As controversial and daring this film was in 1995 it would be even more so today since society has become more sensitive and safe. I do not believe you could make this film scene for scene today and get it released to theatres. The outcry which existed in 1995 would be outrage today. Yes, most critics killed this movie in the 1990s, Disney balked at releasing it, the censors gave it an NC-17 rating which was the replacement for the X rating and much to the director's credit he refused to cut the movie and decided to release it unrated. People were quoted in newspaper articles calling the movie "evil" and "pornography" but in today's society public outrage on social media and television would place enormous pressure on theatres and online streaming services to not show it. We have become a censored society and that's a shame. I believe art such as film should not be censored and it is healthy if art challenges our beliefs and perspectives - good art should do just that. This movie was not a documentary after all and it was not illegal.

People project onto this film what they want to believe. You can claim that it was a wake up call for adults as to what the teenagers of that time were doing and the dangers facing them. You can also claim that the film glorifies the sex, the drugs, the violence and what some may consider deviant, anti-social behavior. The movie makes no moral judgements on what is taking place in the film. This movie is like a reflection from a mirror being held up by the director and writer on society and this is what it witnessed.

One could argue that it promotes homophobia in the scene where two gay men are harassed by the skater kids in the park but that scene was realistic in the 1990s and still is today in some places. It can be argued that that scene provides an example of gay life and the threats that gays face. I don't suspect that scene is there in the film to promote homophobia but neither am I certain what the intent is either. I can only project my own perspective onto the film because of the lack of moral direction in it.

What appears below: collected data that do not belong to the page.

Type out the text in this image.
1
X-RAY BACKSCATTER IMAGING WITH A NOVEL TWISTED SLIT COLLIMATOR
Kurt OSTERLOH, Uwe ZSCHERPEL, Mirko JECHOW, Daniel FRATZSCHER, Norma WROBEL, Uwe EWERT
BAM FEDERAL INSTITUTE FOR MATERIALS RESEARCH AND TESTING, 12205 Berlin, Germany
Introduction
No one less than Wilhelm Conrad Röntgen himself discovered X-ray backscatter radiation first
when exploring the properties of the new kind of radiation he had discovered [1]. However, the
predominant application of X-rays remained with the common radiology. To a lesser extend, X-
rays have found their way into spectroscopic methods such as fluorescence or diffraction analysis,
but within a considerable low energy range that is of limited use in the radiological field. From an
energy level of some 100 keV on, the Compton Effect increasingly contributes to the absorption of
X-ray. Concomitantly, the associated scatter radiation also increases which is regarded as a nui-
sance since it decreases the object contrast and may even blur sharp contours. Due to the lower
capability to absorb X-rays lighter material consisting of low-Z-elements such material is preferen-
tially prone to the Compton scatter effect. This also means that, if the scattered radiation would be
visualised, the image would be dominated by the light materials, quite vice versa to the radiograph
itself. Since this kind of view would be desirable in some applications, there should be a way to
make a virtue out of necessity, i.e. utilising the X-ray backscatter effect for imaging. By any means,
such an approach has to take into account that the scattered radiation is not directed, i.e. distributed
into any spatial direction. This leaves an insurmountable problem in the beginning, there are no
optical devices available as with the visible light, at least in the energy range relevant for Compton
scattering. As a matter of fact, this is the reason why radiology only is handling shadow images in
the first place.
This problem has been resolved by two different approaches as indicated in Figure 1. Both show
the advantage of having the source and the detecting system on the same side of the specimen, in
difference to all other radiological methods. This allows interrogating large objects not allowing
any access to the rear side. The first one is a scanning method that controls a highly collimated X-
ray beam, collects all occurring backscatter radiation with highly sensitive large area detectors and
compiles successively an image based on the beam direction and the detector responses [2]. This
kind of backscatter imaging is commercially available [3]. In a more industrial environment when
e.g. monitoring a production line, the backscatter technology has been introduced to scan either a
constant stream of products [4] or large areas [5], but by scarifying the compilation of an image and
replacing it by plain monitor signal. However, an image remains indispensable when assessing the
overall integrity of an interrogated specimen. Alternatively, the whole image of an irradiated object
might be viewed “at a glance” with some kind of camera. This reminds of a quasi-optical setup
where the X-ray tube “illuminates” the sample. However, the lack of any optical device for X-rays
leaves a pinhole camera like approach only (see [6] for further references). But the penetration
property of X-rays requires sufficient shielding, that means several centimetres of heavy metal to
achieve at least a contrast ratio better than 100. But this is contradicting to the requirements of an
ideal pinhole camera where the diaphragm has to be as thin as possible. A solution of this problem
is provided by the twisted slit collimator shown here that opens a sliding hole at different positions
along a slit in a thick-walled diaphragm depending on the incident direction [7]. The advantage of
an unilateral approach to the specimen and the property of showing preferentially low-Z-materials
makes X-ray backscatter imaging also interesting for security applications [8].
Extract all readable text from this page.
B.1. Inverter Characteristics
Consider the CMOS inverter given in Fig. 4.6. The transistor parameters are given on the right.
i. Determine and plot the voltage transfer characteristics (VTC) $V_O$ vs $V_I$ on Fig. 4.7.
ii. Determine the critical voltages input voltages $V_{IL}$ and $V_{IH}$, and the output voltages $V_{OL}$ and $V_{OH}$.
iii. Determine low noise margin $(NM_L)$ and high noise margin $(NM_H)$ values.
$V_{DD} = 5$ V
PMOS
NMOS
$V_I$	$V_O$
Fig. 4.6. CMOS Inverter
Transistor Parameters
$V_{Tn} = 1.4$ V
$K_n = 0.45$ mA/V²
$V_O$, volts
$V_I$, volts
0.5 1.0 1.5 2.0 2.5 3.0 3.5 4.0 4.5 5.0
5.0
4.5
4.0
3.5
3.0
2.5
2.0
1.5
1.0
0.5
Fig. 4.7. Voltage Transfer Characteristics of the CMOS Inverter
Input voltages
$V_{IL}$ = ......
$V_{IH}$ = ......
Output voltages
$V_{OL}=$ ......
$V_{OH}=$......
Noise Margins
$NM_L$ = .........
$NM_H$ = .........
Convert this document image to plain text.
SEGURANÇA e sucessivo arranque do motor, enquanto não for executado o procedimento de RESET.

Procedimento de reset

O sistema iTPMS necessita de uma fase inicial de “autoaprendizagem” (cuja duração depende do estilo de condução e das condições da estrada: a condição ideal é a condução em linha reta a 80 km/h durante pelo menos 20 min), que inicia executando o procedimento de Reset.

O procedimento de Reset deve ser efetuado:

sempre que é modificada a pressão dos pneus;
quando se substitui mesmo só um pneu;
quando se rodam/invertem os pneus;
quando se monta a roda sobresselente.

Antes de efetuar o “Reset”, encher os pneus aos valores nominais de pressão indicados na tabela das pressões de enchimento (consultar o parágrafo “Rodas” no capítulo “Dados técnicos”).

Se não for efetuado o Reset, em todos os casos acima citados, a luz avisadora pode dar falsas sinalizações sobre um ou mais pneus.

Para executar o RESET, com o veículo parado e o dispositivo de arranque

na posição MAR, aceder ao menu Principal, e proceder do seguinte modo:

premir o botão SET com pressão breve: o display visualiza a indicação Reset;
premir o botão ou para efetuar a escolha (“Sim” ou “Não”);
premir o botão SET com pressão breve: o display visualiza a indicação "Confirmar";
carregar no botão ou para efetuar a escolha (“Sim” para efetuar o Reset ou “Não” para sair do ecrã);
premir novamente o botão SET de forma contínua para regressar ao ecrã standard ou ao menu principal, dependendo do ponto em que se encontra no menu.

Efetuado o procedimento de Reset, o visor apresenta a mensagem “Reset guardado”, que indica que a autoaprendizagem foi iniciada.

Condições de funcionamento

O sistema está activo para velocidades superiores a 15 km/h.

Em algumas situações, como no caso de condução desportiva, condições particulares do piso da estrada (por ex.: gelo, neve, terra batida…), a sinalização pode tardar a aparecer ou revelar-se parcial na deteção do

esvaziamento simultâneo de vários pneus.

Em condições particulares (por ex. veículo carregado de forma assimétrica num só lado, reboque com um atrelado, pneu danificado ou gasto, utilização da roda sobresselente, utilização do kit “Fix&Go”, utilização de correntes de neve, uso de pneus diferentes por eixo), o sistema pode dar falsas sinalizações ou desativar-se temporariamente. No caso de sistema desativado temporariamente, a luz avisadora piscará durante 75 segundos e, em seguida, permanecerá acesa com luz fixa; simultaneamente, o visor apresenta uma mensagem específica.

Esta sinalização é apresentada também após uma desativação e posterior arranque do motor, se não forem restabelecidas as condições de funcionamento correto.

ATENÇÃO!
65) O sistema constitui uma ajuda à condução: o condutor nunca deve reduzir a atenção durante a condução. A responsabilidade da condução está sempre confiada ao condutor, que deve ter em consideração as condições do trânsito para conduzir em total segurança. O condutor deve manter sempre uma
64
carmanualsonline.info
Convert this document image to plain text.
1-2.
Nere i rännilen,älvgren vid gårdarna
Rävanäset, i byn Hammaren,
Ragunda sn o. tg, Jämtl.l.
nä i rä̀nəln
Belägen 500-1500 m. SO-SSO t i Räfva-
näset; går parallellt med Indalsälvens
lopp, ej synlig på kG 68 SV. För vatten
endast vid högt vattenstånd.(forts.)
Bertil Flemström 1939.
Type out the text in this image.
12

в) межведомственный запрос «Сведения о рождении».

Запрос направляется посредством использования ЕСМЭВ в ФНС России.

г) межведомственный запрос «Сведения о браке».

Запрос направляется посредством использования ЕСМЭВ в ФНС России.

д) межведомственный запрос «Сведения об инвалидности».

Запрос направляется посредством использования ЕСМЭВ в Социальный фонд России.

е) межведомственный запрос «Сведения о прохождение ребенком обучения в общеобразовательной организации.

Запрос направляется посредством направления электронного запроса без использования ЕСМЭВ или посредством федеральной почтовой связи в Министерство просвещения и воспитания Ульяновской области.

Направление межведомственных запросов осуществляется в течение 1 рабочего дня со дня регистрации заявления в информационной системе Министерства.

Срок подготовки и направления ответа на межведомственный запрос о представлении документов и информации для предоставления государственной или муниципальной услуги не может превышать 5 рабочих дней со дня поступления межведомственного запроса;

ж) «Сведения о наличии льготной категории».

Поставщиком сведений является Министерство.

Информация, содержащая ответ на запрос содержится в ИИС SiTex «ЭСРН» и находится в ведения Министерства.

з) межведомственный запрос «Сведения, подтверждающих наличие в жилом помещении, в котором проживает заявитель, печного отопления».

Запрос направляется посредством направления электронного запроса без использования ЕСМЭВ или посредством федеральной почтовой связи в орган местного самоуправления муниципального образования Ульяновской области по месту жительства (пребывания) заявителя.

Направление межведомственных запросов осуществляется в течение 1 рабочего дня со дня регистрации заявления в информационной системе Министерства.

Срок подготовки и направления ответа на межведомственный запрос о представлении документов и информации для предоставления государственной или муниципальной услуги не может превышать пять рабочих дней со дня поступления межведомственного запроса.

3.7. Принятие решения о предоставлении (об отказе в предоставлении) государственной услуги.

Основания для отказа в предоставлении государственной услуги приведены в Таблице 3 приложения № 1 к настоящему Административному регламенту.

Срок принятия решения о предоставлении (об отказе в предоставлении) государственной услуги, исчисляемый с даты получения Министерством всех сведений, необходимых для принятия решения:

As the character Casper wakes up from his stupor at the end of the film he acknowledges the camera and asks, "Jesus Christ, what happened?" Through all the blur of sex, drugs and violence at the end of the film the viewer has to answer that question for themselves.

The credits roll to the song Spoiled performed by Sebadoh with the lyrics, "spoiled children soon to fall, freedom is the lie we live, we will wait for tragedy, and scatter helpless to the fire, sorry for ourselves, sorry for the things we've seen, no one cries for help, waiting for the fire." Perhaps the entire truth of this dark movie is right there in that song.

Even in the span of twenty-four years since its release, Kids is not a film that has been tamed by time. It may be even more daring and perplexing today and that is a sign of important work. I recommend watching it if you've never seen it or you have not seen it in a years.